The day you dreamed about, dreaded a little, and dutifully did everything you could for the last 18 years to guarantee would happen, is now actually happening. You bought the twin XL sheets, the shower caddies, the throw rugs (and about a hundred other accessories that you’re certain will probably go unused) but guilt, joy, and excitement added them to your cart anyway.
Now there’s just one thing left to say.
Well, there are A LOT of things left to say, but between loading and unloading bins and bins of stuff, setting up their room (and hyperventilating and crying hot, wet tears in the bathroom while nobody is looking) you’re gonna totally forget all the things you wanted to say. Here, let me help….
What to say at college move-In day
1. I’m proud!
It’s probably the most obvious thing you’ll say all day, but say it anyway. And say it more than once. And say it a week later when they’re still excited. And a week after that when they call to share all the cool things they’re doing. And then a few months later when they’re having a miserable week and think they can’t do this? Tell them how proud you are again. And again. And again.
2. Bad days are not a bad life.
Between keg parties and football games there are going to be plenty of really, really bad days. There will be bombed tests, roommate blow outs, and hundreds of other crisis filled moments, but they are all part of life and growing up. Learn resilience from them, not defeat. It’s just a bad day, not a bad life.

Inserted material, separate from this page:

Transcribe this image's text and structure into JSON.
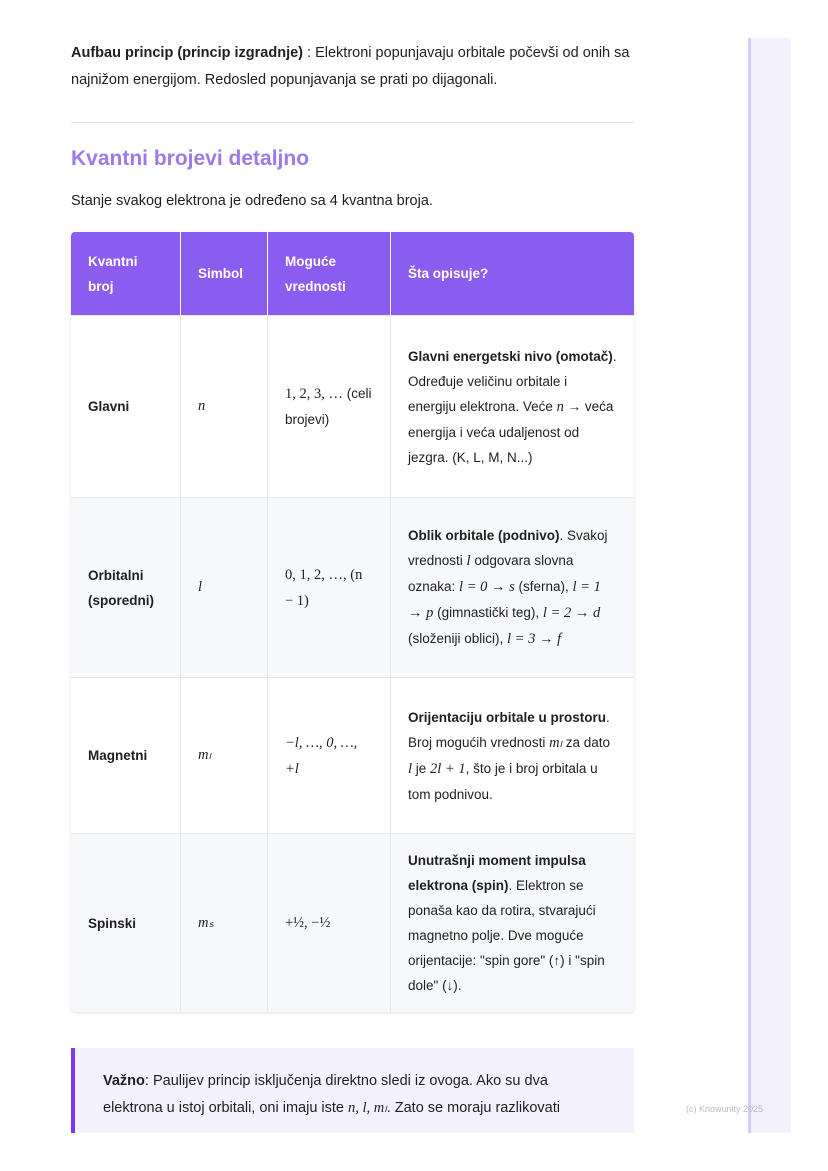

3. Your instincts are very powerful.
If it feels wrong, it probably is wrong, so don’t do it. Your initial gut reaction to what is happening around you and to you is usually the one you want to trust and listen to. You have instincts for a reason, use them.

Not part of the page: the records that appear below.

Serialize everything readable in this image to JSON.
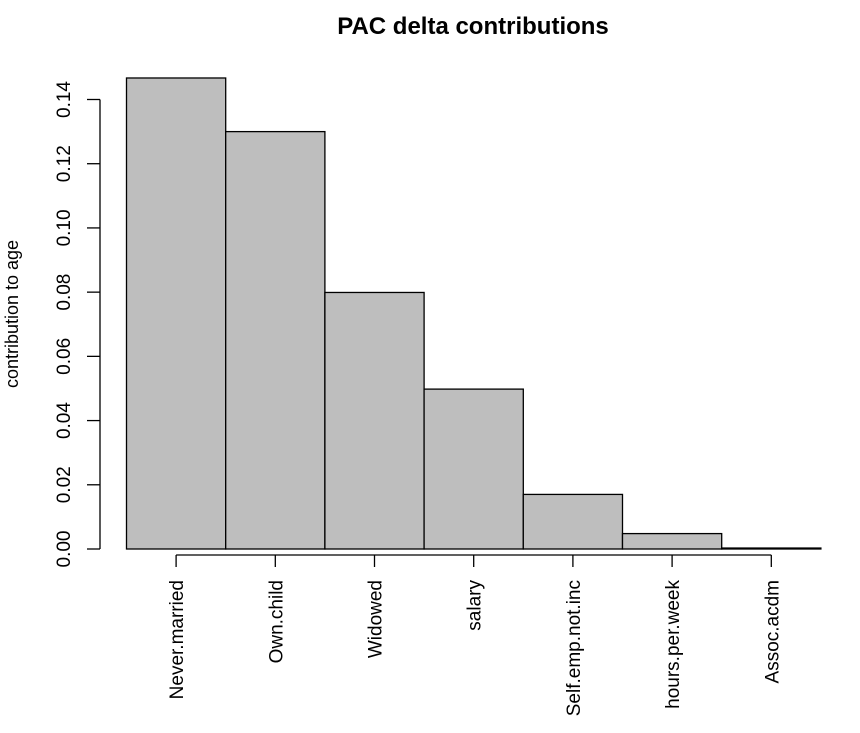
{
  "chart_data": {
    "type": "bar",
    "title": "PAC delta contributions",
    "xlabel": "",
    "ylabel": "contribution to age",
    "categories": [
      "Never.married",
      "Own.child",
      "Widowed",
      "salary",
      "Self.emp.not.inc",
      "hours.per.week",
      "Assoc.acdm"
    ],
    "values": [
      0.1467,
      0.13,
      0.0799,
      0.0498,
      0.017,
      0.0048,
      0.0003
    ],
    "yticks": [
      "0.00",
      "0.02",
      "0.04",
      "0.06",
      "0.08",
      "0.10",
      "0.12",
      "0.14"
    ],
    "ylim": [
      0,
      0.14
    ],
    "grid": false,
    "bar_color": "#bebebe",
    "bar_border": "#000000"
  }
}
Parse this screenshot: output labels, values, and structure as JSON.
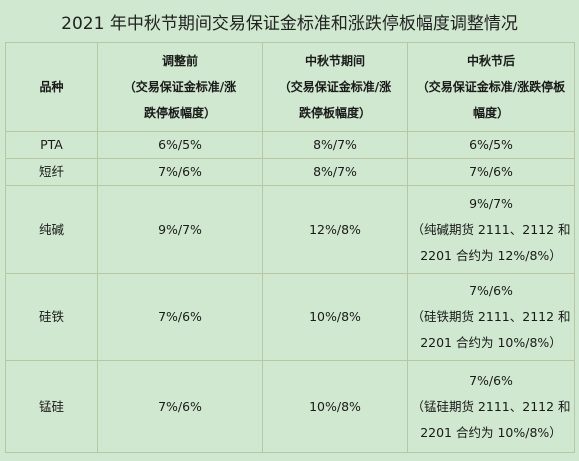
{
  "title": "2021 年中秋节期间交易保证金标准和涨跌停板幅度调整情况",
  "headers": {
    "variety": "品种",
    "before": [
      "调整前",
      "（交易保证金标准/涨",
      "跌停板幅度）"
    ],
    "during": [
      "中秋节期间",
      "（交易保证金标准/涨",
      "跌停板幅度）"
    ],
    "after": [
      "中秋节后",
      "（交易保证金标准/涨跌停板",
      "幅度）"
    ]
  },
  "rows": [
    {
      "name": "PTA",
      "before": "6%/5%",
      "during": "8%/7%",
      "after": [
        "6%/5%"
      ]
    },
    {
      "name": "短纤",
      "before": "7%/6%",
      "during": "8%/7%",
      "after": [
        "7%/6%"
      ]
    },
    {
      "name": "纯碱",
      "before": "9%/7%",
      "during": "12%/8%",
      "after": [
        "9%/7%",
        "（纯碱期货 2111、2112 和",
        "2201 合约为 12%/8%）"
      ]
    },
    {
      "name": "硅铁",
      "before": "7%/6%",
      "during": "10%/8%",
      "after": [
        "7%/6%",
        "（硅铁期货 2111、2112 和",
        "2201 合约为 10%/8%）"
      ]
    },
    {
      "name": "锰硅",
      "before": "7%/6%",
      "during": "10%/8%",
      "after": [
        "7%/6%",
        "（锰硅期货 2111、2112 和",
        "2201 合约为 10%/8%）"
      ]
    }
  ]
}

4. Go to your professor’s office hours.
Yes there may be 500 students in your class, but that doesn’t mean your professor doesn’t have the time or desire to meet you. Go introduce yourself and sit a chat for a few minutes at the beginning of the semester, then go again a few weeks later. And later when you really need help, that professor will recognize you and you’ll be greeted with fondness and appreciation, not annoyance.
5. Tired, poorly fueled bodies cannot learn well, or at all.
You will have no curfew (and nobody making sure you’re eating dinner and going to bed at normal hours), and while you’re going to be relishing these facts and enjoying their benefits, it’s also a recipe for a health and wellness disaster. Sleep. Eat well. Repeat.
6. Nothing good ever happens after 2 a.m.
My father told me this, and now it’s my duty to pass it on to you. No good, smart, sound decision was ever made in the wee hours of the morning. Ever. Treat those hours as potentially disastrous, and just get yourself and your friends home before chaos and regret ensue.
7. Drinking too much is a major turn off.
Proving that you can down 6 shots of tequila is not only one of the most ignorant and reckless things you can do, it also shows your peers that you value your sober self about as much as last night’s stale pizza. As a matter of fact, being stupid drunk only makes you two things, stupid and drunk.
8. I’m not tracking you, so call or text me back in a reasonable amount of time. Two days later is not reasonable.
I’m more than happy to cut the apron strings and grant you the freedom you deserve. However, with that freedom comes the responsibility to actually stay in touch with me. Grown ups call and text back in a respectable and reasonable amount of time. It’s time to be a grown up.
9. Join a lot of clubs. Play intramural sports. Go to college sponsored lectures, movies, performances, and social functions. Keep trying to find your people.
Your people are no longer just the ones you’re stuck with in geometry class. Your people are now to be found among the thousands of potential friends walking beside you on campus, eating across from you in the dining hall, or sitting next to you in a lecture hall. They are out there, but you have to make the first move, for lack of a better phrase!
10. Your people are going to change.
The best friend you’re probably going to make your freshman year, may not even be talking to you in three years, and that’s OK. You’re going to grow, change, and mature in ways you cannot comprehend now, and that’s the whole purpose of college. So if friends come in and out of your life in waves (and tsunamis), let it happen. Let them be there for you when you need them, but know that as you change, so will your friend circle.
And finally, just call your mom, OK?
Call to say hello, call to tell me you need new underwear, call to tell me you want to come home, and call to tell me you never want to come home, but just call. Because we moms? All we want is to hear your voice. So when you want to text us, please don’t.